Vinte minutos antes, pelas 20h40, Rui Rio acabava de falar para um outro grupo de militantes num hotel no centro de Lisboa, a 23 quilómetros de Oeiras, onde tinha apresentado as “seis razões” para votar nele e, pelo caminho, tinha atirado em cheio às “histórias esquisitas” que tem ouvido vindas do lado de Luís Montenegro sobre a suposta oferta de lugares em troca de votos. Mas não concretizou: “Oiço histórias esquisitas que nem vou aqui dizer (…) Não tenho a certeza que esteja a acontecer, mas se olhar para o estilo de muitos apoiantes [de Luís Montenegro] não me admirava nada que isso acontecesse”. A resposta não tardaria, com Montenegro a garantir que não tem lugares para oferecer, apenas “esperança” e “mudança”, e que as histórias de lugares prometidos vêm é do lado de Rui Rio.

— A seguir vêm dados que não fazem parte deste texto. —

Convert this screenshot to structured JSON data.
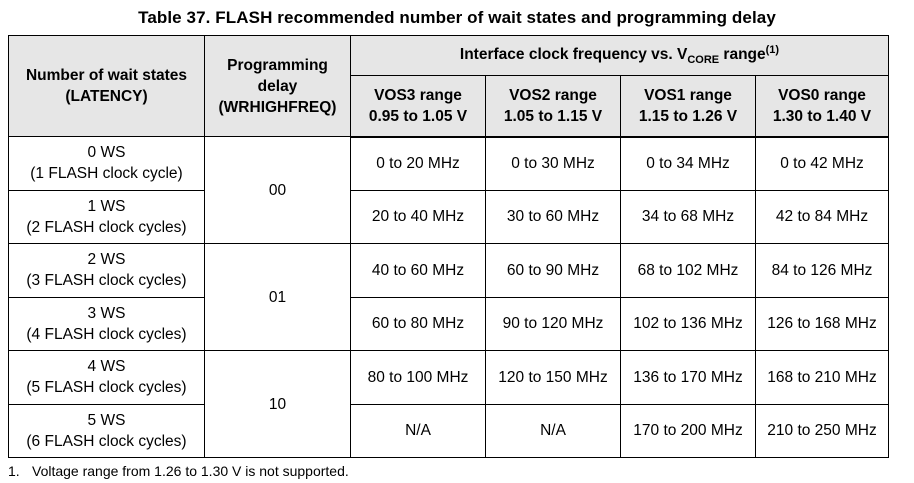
{
  "title": "Table 37. FLASH recommended number of wait states and programming delay",
  "header": {
    "wait_states_line1": "Number of wait states",
    "wait_states_line2": "(LATENCY)",
    "prog_delay_line1": "Programming",
    "prog_delay_line2": "delay",
    "prog_delay_line3": "(WRHIGHFREQ)",
    "freq_group_prefix": "Interface clock frequency vs. V",
    "freq_group_sub": "CORE",
    "freq_group_suffix": " range",
    "freq_group_note": "(1)",
    "vos": [
      {
        "name": "VOS3 range",
        "range": "0.95 to 1.05 V"
      },
      {
        "name": "VOS2 range",
        "range": "1.05 to 1.15 V"
      },
      {
        "name": "VOS1 range",
        "range": "1.15 to 1.26 V"
      },
      {
        "name": "VOS0 range",
        "range": "1.30 to 1.40 V"
      }
    ]
  },
  "rows": [
    {
      "ws": "0 WS",
      "cycles": "(1 FLASH clock cycle)",
      "freqs": [
        "0 to 20 MHz",
        "0 to 30 MHz",
        "0 to 34 MHz",
        "0 to 42 MHz"
      ]
    },
    {
      "ws": "1 WS",
      "cycles": "(2 FLASH clock cycles)",
      "freqs": [
        "20 to 40 MHz",
        "30 to 60 MHz",
        "34 to 68 MHz",
        "42 to 84 MHz"
      ]
    },
    {
      "ws": "2 WS",
      "cycles": "(3 FLASH clock cycles)",
      "freqs": [
        "40 to 60 MHz",
        "60 to 90 MHz",
        "68 to 102 MHz",
        "84 to 126 MHz"
      ]
    },
    {
      "ws": "3 WS",
      "cycles": "(4 FLASH clock cycles)",
      "freqs": [
        "60 to 80 MHz",
        "90 to 120 MHz",
        "102 to 136 MHz",
        "126 to 168 MHz"
      ]
    },
    {
      "ws": "4 WS",
      "cycles": "(5 FLASH clock cycles)",
      "freqs": [
        "80 to 100 MHz",
        "120 to 150 MHz",
        "136 to 170 MHz",
        "168 to 210 MHz"
      ]
    },
    {
      "ws": "5 WS",
      "cycles": "(6 FLASH clock cycles)",
      "freqs": [
        "N/A",
        "N/A",
        "170 to 200 MHz",
        "210 to 250 MHz"
      ]
    }
  ],
  "delays": [
    "00",
    "01",
    "10"
  ],
  "footnote": {
    "number": "1.",
    "text": "Voltage range from 1.26 to 1.30 V is not supported."
  }
}
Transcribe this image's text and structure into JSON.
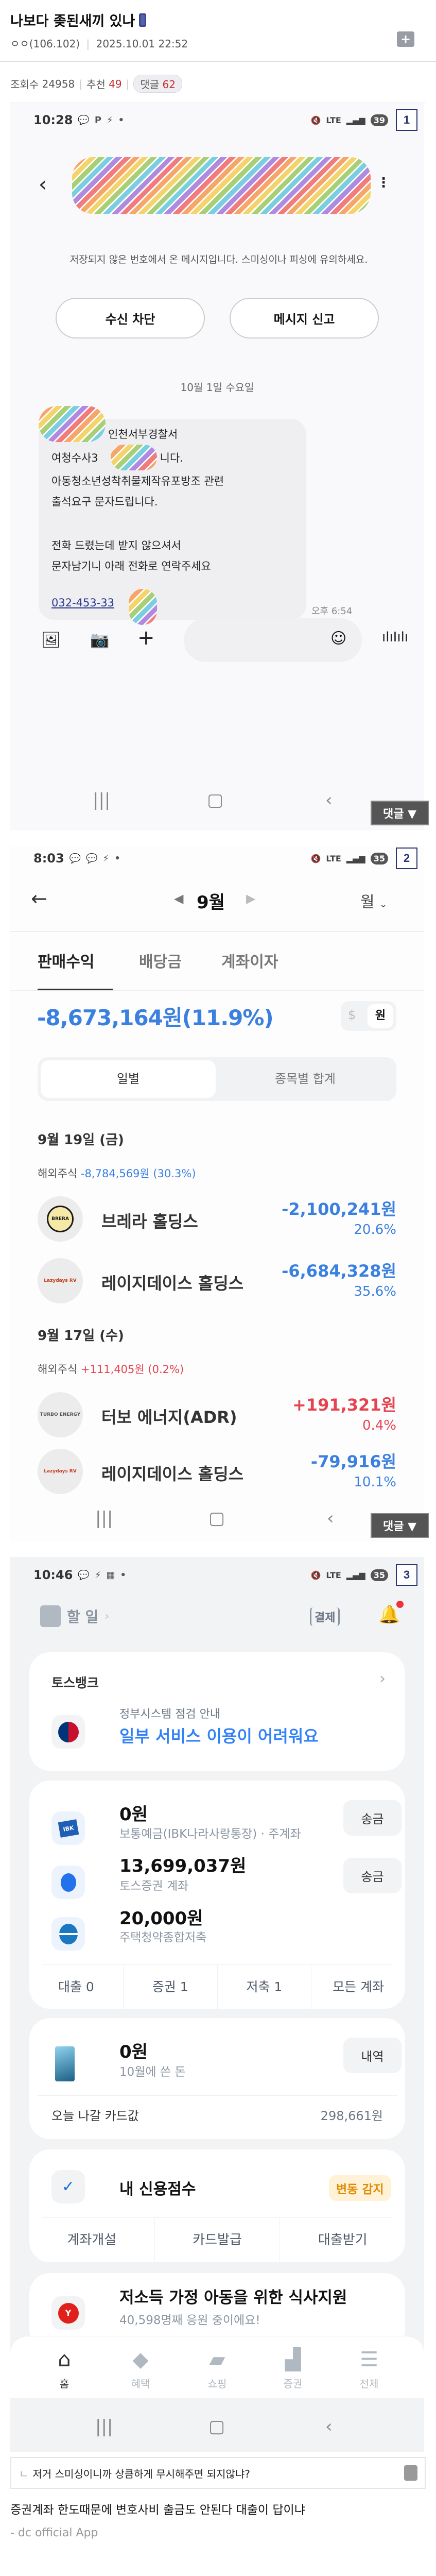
{
  "post": {
    "title": "나보다 좆된새끼 있나",
    "author": "ㅇㅇ(106.102)",
    "date": "2025.10.01 22:52",
    "views_label": "조회수",
    "views": "24958",
    "recommend_label": "추천",
    "recommend": "49",
    "comments_label": "댓글",
    "comments": "62",
    "comment_button": "댓글 ▼"
  },
  "shot1": {
    "badge": "1",
    "time": "10:28",
    "battery": "39",
    "warning": "저장되지 않은 번호에서 온 메시지입니다. 스미싱이나 피싱에 유의하세요.",
    "block_button": "수신 차단",
    "report_button": "메시지 신고",
    "date_divider": "10월 1일 수요일",
    "message_lines": [
      "인천서부경찰서",
      "여청수사3",
      "니다.",
      "아동청소년성착취물제작유포방조 관련",
      "출석요구 문자드립니다.",
      "전화 드렸는데 받지 않으셔서",
      "문자남기니 아래 전화로 연락주세요"
    ],
    "phone": "032-453-33",
    "msg_time": "오후 6:54"
  },
  "shot2": {
    "badge": "2",
    "time": "8:03",
    "battery": "35",
    "month": "9월",
    "period": "월",
    "tabs": [
      "판매수익",
      "배당금",
      "계좌이자"
    ],
    "total": "-8,673,164원(11.9%)",
    "currency": [
      "$",
      "원"
    ],
    "segments": [
      "일별",
      "종목별 합계"
    ],
    "groups": [
      {
        "date": "9월 19일 (금)",
        "category": "해외주식",
        "summary": "-8,784,569원 (30.3%)",
        "items": [
          {
            "name": "브레라 홀딩스",
            "logo": "BRERA",
            "amount": "-2,100,241원",
            "pct": "20.6%"
          },
          {
            "name": "레이지데이스 홀딩스",
            "logo": "Lazydays RV",
            "amount": "-6,684,328원",
            "pct": "35.6%"
          }
        ]
      },
      {
        "date": "9월 17일 (수)",
        "category": "해외주식",
        "summary": "+111,405원 (0.2%)",
        "items": [
          {
            "name": "터보 에너지(ADR)",
            "logo": "TURBO ENERGY",
            "amount": "+191,321원",
            "pct": "0.4%"
          },
          {
            "name": "레이지데이스 홀딩스",
            "logo": "Lazydays RV",
            "amount": "-79,916원",
            "pct": "10.1%"
          }
        ]
      }
    ],
    "colors": {
      "loss": "#3a80e0",
      "gain": "#e5434f"
    }
  },
  "shot3": {
    "badge": "3",
    "time": "10:46",
    "battery": "35",
    "todo": "할 일",
    "pay": "결제",
    "bank_title": "토스뱅크",
    "notice_sub": "정부시스템 점검 안내",
    "notice_main": "일부 서비스 이용이 어려워요",
    "accounts": [
      {
        "amount": "0원",
        "desc": "보통예금(IBK나라사랑통장) · 주계좌",
        "button": "송금",
        "icon": "IBK"
      },
      {
        "amount": "13,699,037원",
        "desc": "토스증권 계좌",
        "button": "송금",
        "icon": "toss"
      },
      {
        "amount": "20,000원",
        "desc": "주택청약종합저축",
        "icon": "housing"
      }
    ],
    "account_tabs": [
      "대출 0",
      "증권 1",
      "저축 1",
      "모든 계좌"
    ],
    "card_spend": {
      "amount": "0원",
      "desc": "10월에 쓴 돈",
      "button": "내역"
    },
    "card_due_label": "오늘 나갈 카드값",
    "card_due_value": "298,661원",
    "credit_title": "내 신용점수",
    "credit_badge": "변동 감지",
    "credit_actions": [
      "계좌개설",
      "카드발급",
      "대출받기"
    ],
    "donation_title": "저소득 가정 아동을 위한 식사지원",
    "donation_sub": "40,598명째 응원 중이에요!",
    "bottom_nav": [
      "홈",
      "혜택",
      "쇼핑",
      "증권",
      "전체"
    ],
    "accent": "#3182f6"
  },
  "reply_preview": "저거 스미싱이니까 상큼하게 무시해주면 되지않냐?",
  "body_text": "증권계좌 한도때문에 변호사비 출금도 안된다 대출이 답이냐",
  "footer": "- dc official App"
}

Novamente, sem concretizar.

A verdade é que, a dois dias da derradeira ida às urnas, a corrida à liderança do PSD aqueceu finalmente com o bate-boca sobre quem oferece lugares a quem em troca de votos. “Ele não é mais sério do que eu”, atiraria Luís Montenegro, recusando lições de seriedade de Rui Rio, depois de, minutos antes, este ter dito que se “lhe serviu a carapuça” foi por algum motivo… Eis o debate a dois que nunca aconteceu (pelo menos nos moldes habituais, na televisão).

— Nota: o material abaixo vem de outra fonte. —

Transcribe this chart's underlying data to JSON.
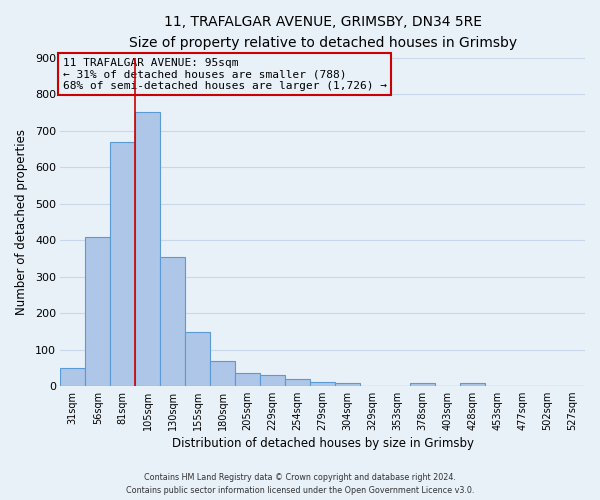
{
  "title": "11, TRAFALGAR AVENUE, GRIMSBY, DN34 5RE",
  "subtitle": "Size of property relative to detached houses in Grimsby",
  "xlabel": "Distribution of detached houses by size in Grimsby",
  "ylabel": "Number of detached properties",
  "bar_labels": [
    "31sqm",
    "56sqm",
    "81sqm",
    "105sqm",
    "130sqm",
    "155sqm",
    "180sqm",
    "205sqm",
    "229sqm",
    "254sqm",
    "279sqm",
    "304sqm",
    "329sqm",
    "353sqm",
    "378sqm",
    "403sqm",
    "428sqm",
    "453sqm",
    "477sqm",
    "502sqm",
    "527sqm"
  ],
  "bar_values": [
    50,
    410,
    670,
    750,
    355,
    150,
    70,
    38,
    30,
    20,
    12,
    8,
    0,
    0,
    8,
    0,
    10,
    0,
    0,
    0,
    0
  ],
  "bar_color": "#aec6e8",
  "bar_edge_color": "#5b9bd5",
  "grid_color": "#c8d8e8",
  "background_color": "#e8f0f8",
  "vline_x": 2.5,
  "vline_color": "#cc0000",
  "annotation_line1": "11 TRAFALGAR AVENUE: 95sqm",
  "annotation_line2": "← 31% of detached houses are smaller (788)",
  "annotation_line3": "68% of semi-detached houses are larger (1,726) →",
  "annotation_box_color": "#cc0000",
  "ylim": [
    0,
    900
  ],
  "yticks": [
    0,
    100,
    200,
    300,
    400,
    500,
    600,
    700,
    800,
    900
  ],
  "footer_line1": "Contains HM Land Registry data © Crown copyright and database right 2024.",
  "footer_line2": "Contains public sector information licensed under the Open Government Licence v3.0."
}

A carapuça e as pedras atiradas com as mãos escondidas

Na noite eleitoral do passado sábado, Rui Rio disse que todos os votos que obteve foram votos “por convicção” e não por ter andado a “prometer lugares” a ninguém. As antenas soaram na sede de campanha de Luís Montenegro que, dois dias depois, convocou os jornalistas para reagir. As “insinuações” têm “limites”. Não só negou andar a oferecer lugares em troca de votos como virou a agulha dizendo que sabia de casos de membros da direção de Rio que efetivamente andavam a oferecer lugares em troca de votos. Quem? Não disse.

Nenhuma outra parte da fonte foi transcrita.